The Van Buren Advertising and Promotion Commission purchased the trolley, designed to resemble street transportation of the 1800s, in 2016 for $144,000.
“We got a really good deal. It was a demo model. They [Hometown Trolley] took it to shows,” said Maryl Purvis, director of the Van Buren Advertising and Promotion Commission. “It had under 10,000 miles on it when we purchased it, and it had all the bells and whistles I wanted on one.”
The 22-passenger bus, fitted to look like a 19th-century trolley, is handicap accessible with an electric wheelchair ramp and can accommodate two wheelchairs. It stops at the Van Buren train depot, which is the Van Buren Visitors Center, at the corners Main and Seventh, Fifth and Third streets and the Drennen-Scott Historic Site. The trolley runs to complement Van Buren’s Arkansas & Missouri Railroad’s excursion train schedule from 9 a.m. to 3 p.m. Wednesday, Friday and Saturday.
Starting Wednesday (July 3), the trolley will also run from 4:30 to 9 p.m. Wednesday through Saturday, Purvis said. The evening hours will help make up for the lack of parking along Main Street. Visitors can park in the public parking lots on Webster Street, which are both stops on the trolley’s route, she added.
Nightlife continues to grow along Main Street with the recent opening of two new restaurants. The Vault 1905 Sports Grill opened May 7 at 624 Main St. in the historic Citizens Bank building, and Pasta Grill opened roughly a month later at 810 Main St., where Cottage Café once was. The trolley’s extended hours will help visitors enjoy all Main Street has to offer, Purvis said.

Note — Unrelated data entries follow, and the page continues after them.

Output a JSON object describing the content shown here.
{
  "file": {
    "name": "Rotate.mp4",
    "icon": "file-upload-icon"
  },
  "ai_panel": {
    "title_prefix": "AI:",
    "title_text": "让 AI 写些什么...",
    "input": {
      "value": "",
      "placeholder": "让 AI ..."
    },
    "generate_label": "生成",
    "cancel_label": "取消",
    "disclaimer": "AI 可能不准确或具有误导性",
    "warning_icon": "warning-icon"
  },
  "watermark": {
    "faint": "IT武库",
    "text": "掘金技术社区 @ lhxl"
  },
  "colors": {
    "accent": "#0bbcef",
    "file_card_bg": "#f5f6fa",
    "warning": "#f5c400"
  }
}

The trolley was originally purchased to accommodate those visiting Van Buren on the excursion train from Northwest Arkansas.
“Visitors don’t have cars. And while everything is downhill from the depot, getting back up that hill can be trying, especially for the elderly, disabled and those with small children,” Purvis said.
The trolley also helps transport visitors to the Drennen-Scott Historic Site.
“The city put in sidewalks, which made going to the site [which is three blocks from Main Street] from Main Street easier, but it can still be a difficult walk,” Purvis said.
Trolley driver Janet Morgan narrates a tour of the historic downtown area and its points of interest, including both the Drennen-Scott site and historic Fairview Cemetery, for riders as well, Purvis said.
“Janet loves to tell Van Buren history. She had driven a trolley in Fort Smith. She is well experienced and is constantly aware of the passengers,” Purvis said.
The trolley is not true public transportation since it only provides transportation in the Van Buren’s historic Main Street district, and is not eligible for any federal money. That means it does not have as many federal restrictions. It does, however, have to meet all Department of Transportation (DOT) rules, Purvis said, noting Morgan is DOT compliant.
The trolley hits most stops about every 15 minutes, Purvis said, noting the wait to catch it is never terribly long. To help with that wait, downtown merchants paid for a covered trolley stop waiting area with seating at Eighth and Webster streets, Purvis said.
The trolley is also free to ride. There is a restriction that those riding the trolley cannot be wet, which means those enjoying the fun of the city-built and operated, free splash pad at Freedom Park at 957 E. Main St., sometimes have to wait a bit to dry off, but “this hasn’t been much of a problem,” Purvis said.
“When I first proposed this to the A&P, they readily accepted it. It really has worked out better than I expected it to. It has definitely been worth it,” she said. “It has become somewhat of a tourist attraction for Van Buren. We’ve had train passengers come back with their children or grandchildren just to ride the trolley.”